DeMar DeRozan: Celtics’ Jayson Tatum, Jaylen Brown Need to ‘Stay Together’
DeRozan and LaVine – or Paul George and Kawhi Leonard – have to wait until next season to prove themselves.
But DeRozan did offer up some sage advice for the Boston Celtics front office.
The Celtics are preparing for Game 1 of their second consecutive Eastern Conference Finals appearance and their fifth in the last seven years. But they have dealt with similar whispers about splitting up stars Jayson Tatum and Jaylen Brown as DeRozan and LaVine have faced.

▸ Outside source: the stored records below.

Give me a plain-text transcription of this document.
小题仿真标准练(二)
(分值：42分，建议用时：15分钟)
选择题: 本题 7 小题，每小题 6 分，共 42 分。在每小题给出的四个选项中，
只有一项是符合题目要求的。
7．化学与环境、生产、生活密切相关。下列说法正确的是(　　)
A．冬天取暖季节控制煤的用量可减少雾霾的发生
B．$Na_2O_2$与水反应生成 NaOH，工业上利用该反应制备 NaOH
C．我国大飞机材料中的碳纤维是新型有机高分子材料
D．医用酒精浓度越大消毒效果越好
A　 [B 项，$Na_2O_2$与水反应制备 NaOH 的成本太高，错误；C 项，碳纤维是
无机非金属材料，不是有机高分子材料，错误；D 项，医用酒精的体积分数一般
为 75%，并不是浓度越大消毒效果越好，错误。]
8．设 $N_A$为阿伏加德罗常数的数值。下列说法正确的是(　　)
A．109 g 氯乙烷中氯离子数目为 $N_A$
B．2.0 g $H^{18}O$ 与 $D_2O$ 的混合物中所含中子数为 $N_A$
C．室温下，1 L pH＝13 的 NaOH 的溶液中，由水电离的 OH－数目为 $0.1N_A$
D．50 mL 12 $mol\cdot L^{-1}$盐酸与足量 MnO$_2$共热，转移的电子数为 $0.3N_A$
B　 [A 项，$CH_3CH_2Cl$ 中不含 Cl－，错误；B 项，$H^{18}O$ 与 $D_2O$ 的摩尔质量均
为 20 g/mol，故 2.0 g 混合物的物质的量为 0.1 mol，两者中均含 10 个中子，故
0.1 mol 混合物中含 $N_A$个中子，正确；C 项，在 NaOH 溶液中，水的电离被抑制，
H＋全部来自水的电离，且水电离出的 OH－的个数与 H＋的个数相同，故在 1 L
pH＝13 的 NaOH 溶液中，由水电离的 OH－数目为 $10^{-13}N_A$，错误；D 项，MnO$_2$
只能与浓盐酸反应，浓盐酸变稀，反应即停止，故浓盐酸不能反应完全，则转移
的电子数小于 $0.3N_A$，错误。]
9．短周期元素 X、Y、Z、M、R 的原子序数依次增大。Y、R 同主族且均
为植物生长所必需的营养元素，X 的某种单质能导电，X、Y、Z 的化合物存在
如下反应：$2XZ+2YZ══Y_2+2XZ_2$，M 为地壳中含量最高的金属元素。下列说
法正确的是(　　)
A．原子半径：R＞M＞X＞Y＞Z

Even during this postseason run.
“It’s so hard to find two talented Wings in our game to be on the same team,” DeRozan said. “And those guys have gained so much experience already playing together being to the Finals, being [to the] Conference Finals, All-Stars. It’s so hard to find that when you’re a organization…I hope they stay together.”
Only eight other NBA duos saw at least 1600 minutes and posted a better net rating than Brown and Tatum’s plus-6.3 mark during the regular season, per NBA.com.
Four of those other duos were also in the Eastern Conference and Boston just eliminated the team that put two of the duos in the group in the Philadelphia 76ers while the other two both came from the Cleveland Cavaliers who failed to make the postseason.